Coming from this space, the emerging archetype is particularly interesting. It has been brought alive on screen most sharply by Alia Bhatt. It is really fresh, so still easier to describe as what it is not. The emerging feminine is chirpy, talkative, ebullient and spirited but she is not Julie Andrews from Sound of Music. She can hang out with the boys, drink them under the table and then crash out at their place and wake up next morning with some shred of doubt whether the boys had the nerve to take advantage of her drunkenness. She is buddy- like but not a tomboy. She is aware of her sexuality and quite eager to explore it but not burdened by morality which has been the traditional tag along for the Indian woman. She is not a rebel and nor is there a sense of celebrating some hard won freedom.

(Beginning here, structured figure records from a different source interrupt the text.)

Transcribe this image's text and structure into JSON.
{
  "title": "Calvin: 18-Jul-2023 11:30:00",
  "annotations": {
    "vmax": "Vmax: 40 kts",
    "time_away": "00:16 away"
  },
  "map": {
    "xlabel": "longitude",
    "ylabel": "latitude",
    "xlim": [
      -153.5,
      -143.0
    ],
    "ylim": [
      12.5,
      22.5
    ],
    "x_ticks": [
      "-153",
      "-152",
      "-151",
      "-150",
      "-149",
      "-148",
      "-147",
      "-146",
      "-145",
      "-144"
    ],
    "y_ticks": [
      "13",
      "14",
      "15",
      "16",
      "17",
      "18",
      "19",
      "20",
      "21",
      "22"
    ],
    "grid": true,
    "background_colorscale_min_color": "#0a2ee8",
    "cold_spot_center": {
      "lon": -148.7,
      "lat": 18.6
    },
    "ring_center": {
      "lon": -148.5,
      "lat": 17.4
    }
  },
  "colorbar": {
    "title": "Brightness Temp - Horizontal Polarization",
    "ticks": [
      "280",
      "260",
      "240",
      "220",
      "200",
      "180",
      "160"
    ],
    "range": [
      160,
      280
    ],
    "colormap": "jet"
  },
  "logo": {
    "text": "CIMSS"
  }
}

It is femininity that does not reference the masculine. There is some benchmarking against the man in terms of establishing her drinking credentials, in which she has to excel. This of course may be a reflection of the culture’s changing relationship with alcohol which has moved from being the drink of the despondent to being a symbol of partying. In that sense, it is a symbol of her shift from being a careworn dispenser of responsibility to an individual who is entitled to pleasure. However it is not a duel to establish equality or a sneering superiority. She does not mimic the masculine nor does she kick off against it. There are no statements being made and no points being proven here. It is an exciting discovery of territories that were never explored. It may be a playful act of cheating on taboos like checking out a disreputable neighbourhood or a bout of drunken dancing which transits her from the repressed to the expressive.
She is free-spirited but not a wanderer. She can be materialistic and have dodgy ethical standards without being a gangster or a gangster’s moll. And if it is beginning to sound very evolved, the one on that count is easy. The reference point here is Alia Bhatt who has had some notable blonde moments. Of course the way she dealt with it was in keeping with the easy spirit of this femininity. No denial, no defense, no anger – just self-deprecating humour in form of a video titled ‘Genius of the Year.’ The air around this femininity is light and easy and sunny. It commands respect without the attendant gravitas. So, has the new feminine moved away from the traditional roles & associations?
It is not as though everything is being redefined. There is vulnerability, sentimentality and a desire to engage with all the traditional roles and it is done to the best of one’s ability. There is some striving there. Falling short is met with tears but little self-flagellation. The feminine that went before her is not mocked and nor does she take it upon herself the task of defining a brand new space or reimagining every role afresh. The emergence of this new shade of femininity is marked by a sense of ease and guilelessness. It seems to be easy because it is not burdened by a destination. It is very real because it is a shift and not a transformation. Continuity is maintained with the relational identity that she has always held. The difference is that it still exists, but that it is not what defines her today.